A good intro is provided right here:
Whale Evolution: Theory, Prediction and Converging Lines of Evidence - BioLogos
Whale evolution shows how evolutionary science makes testable predictions and confirms those predictions through multiple lines of evidence.
and here:
The evolution of whales - Understanding Evolution
The first thing to notice on this evogram is that hippos are the closest living relatives of whales, but they are not the ancestors of whales. In fact, none of the individual animals on the evogram is the direct ancestor of any other, as far as we...

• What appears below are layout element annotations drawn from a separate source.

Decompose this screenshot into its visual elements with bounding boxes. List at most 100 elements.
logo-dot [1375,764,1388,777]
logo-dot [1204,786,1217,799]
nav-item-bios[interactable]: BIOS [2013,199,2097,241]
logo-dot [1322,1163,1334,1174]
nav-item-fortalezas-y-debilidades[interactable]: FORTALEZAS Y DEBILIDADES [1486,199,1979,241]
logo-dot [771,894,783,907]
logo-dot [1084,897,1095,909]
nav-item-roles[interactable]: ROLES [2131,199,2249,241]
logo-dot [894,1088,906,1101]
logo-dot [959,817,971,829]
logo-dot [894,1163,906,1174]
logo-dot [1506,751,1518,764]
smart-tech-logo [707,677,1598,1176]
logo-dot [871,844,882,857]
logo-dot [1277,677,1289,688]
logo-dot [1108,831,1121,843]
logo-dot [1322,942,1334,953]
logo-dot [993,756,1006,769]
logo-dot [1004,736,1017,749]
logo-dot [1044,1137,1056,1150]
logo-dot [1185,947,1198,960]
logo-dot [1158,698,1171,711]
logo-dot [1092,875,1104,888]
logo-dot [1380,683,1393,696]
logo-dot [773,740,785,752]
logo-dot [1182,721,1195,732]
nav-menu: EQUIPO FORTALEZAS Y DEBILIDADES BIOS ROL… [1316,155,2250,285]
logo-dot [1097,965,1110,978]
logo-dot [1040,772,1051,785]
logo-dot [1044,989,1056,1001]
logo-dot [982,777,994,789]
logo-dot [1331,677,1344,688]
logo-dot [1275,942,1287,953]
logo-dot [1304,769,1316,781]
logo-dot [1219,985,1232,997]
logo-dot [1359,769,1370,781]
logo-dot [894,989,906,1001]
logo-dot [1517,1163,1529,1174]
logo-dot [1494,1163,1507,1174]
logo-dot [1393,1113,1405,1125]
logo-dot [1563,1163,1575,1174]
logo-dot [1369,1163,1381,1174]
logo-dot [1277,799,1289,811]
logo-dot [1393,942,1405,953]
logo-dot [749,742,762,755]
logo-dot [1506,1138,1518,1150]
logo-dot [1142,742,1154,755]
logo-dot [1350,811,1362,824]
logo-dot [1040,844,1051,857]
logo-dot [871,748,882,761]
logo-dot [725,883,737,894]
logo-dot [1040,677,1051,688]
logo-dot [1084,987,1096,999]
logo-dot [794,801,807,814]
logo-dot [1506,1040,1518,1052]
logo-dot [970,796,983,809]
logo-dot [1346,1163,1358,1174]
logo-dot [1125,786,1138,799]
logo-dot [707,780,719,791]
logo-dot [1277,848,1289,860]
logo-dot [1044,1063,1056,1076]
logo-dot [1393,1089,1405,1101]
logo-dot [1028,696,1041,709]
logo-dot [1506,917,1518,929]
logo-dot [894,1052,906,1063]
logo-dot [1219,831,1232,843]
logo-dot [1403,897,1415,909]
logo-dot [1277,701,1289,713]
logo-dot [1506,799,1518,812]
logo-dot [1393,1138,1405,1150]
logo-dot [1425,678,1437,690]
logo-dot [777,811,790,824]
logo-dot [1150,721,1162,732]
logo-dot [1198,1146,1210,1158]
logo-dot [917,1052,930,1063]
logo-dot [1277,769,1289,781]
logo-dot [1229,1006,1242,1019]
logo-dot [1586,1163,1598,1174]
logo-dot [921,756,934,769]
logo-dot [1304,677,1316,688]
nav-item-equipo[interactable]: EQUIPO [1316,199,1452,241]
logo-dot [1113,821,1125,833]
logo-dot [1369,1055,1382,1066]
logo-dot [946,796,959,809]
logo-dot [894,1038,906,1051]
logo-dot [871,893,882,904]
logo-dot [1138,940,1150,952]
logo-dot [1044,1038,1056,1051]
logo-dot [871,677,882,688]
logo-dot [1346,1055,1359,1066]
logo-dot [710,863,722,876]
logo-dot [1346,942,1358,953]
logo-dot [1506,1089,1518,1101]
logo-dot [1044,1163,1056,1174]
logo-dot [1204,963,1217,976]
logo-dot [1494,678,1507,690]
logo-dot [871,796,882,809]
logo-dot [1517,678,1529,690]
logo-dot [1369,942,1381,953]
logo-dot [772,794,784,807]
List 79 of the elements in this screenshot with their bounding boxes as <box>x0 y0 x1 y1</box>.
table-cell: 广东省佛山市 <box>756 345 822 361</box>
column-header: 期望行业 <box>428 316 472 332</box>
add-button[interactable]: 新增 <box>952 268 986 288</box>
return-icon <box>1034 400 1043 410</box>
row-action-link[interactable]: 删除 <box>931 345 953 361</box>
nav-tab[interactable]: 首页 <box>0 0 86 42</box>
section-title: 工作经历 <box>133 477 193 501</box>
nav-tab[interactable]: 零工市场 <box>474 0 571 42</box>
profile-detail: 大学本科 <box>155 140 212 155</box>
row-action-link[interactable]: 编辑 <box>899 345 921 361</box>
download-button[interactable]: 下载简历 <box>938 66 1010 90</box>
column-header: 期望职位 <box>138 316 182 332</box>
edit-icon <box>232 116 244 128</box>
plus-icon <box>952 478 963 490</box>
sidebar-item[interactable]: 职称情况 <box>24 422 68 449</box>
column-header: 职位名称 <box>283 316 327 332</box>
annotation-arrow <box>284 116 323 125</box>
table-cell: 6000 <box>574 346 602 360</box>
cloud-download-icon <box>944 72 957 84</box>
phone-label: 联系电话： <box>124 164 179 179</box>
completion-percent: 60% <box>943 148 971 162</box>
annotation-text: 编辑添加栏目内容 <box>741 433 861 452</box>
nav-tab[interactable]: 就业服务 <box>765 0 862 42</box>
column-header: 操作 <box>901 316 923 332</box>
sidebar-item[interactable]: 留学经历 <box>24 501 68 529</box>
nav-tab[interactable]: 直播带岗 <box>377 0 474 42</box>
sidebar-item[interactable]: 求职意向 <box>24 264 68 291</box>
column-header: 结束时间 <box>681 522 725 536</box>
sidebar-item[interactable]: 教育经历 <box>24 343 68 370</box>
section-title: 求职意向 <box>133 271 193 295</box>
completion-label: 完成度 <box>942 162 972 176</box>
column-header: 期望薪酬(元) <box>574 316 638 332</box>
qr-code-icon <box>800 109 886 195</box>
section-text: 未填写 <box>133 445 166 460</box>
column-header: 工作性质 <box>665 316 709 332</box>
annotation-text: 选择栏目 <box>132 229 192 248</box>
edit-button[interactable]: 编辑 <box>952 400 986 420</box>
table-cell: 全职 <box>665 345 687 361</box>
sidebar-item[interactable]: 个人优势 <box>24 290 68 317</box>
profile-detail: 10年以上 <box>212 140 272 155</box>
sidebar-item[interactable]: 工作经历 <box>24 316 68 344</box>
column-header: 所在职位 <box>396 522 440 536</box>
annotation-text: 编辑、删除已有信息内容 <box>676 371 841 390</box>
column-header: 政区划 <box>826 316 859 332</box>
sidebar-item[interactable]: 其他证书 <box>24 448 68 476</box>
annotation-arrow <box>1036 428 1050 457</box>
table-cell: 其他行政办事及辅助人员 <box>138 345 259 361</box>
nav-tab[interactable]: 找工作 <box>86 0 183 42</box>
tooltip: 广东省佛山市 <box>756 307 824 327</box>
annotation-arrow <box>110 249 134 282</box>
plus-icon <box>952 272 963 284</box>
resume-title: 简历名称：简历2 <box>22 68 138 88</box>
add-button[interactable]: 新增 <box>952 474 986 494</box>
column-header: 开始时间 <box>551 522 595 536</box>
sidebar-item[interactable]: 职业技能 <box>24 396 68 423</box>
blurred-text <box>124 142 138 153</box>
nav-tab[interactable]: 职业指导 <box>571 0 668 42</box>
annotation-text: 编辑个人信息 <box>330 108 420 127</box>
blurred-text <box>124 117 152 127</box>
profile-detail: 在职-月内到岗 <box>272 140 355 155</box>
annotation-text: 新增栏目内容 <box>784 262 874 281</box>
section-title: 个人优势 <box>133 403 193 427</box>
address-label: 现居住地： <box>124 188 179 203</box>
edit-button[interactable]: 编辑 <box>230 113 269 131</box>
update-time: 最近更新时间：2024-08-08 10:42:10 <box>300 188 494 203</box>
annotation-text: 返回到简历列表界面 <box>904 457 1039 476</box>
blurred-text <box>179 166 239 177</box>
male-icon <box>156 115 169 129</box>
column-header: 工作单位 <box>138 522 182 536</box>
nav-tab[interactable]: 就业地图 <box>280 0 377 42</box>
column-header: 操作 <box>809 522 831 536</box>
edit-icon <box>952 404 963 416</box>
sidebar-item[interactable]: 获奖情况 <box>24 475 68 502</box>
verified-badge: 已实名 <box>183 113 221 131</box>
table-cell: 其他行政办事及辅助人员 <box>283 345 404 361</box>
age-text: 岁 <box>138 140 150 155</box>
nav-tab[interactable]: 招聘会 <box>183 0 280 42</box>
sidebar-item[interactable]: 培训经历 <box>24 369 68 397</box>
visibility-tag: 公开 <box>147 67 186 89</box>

As for specifics, we can discuss:
Physicochemical Evolution and Molecular Adaptation of the Cetacean Osmoregulation-related Gene UT-A2 and Implications for Functional Studies
Scientific Reports 5, Article number: 8795 (2015)
doi:10.1038/srep08795
Comparative genomics reveals conservation of filaggrin and loss of caspase-14 in dolphins
Experimental Dermatology, 2015, 24, 365–369
DOI: 10.1111/exd.12681
Insights into the Evolution of Longevity from the Bowhead Whale Genome
Cell Reports 10, 112–122, January 6, 2015
http://dx.doi.org/10.1016/j.celrep.2014.12.008
Convergent evolution of marine mammals is associated with distinct substitutions in common genes
Scientific Reports 5, Article number: 16550 (2015)
doi:10.1038/srep16550
And let’s not forget your rant:
If you don’t have time to read whole books, that’s your business. But you have spent a great deal of time writing and arguing on this site. A very rough estimate, based on the number of words you have posted here, plus the reading time for the scores of posts you respond to, suggests that you could read Denton’s entire book (which is not that long, when you subtract the endnotes) over the next three or four weeks and still have time to engage and comment here for a few hours a week. So it’s not as if you lack the time to read whole books; it’s that you prefer to spend your time debating rather than reading. And that’s your choice, which I would never take away from you. But your unwillingness to read the works you are arguing about completely destroys the credibility of the things you say about them. Reading whole works would make you a much more competent critic in this subject area. Refusing to read them limits you to traditional, bar-room style debate, which never did and never can settle anything, because it is mostly ad hoc improvisation based on rumor, not informed reasoning.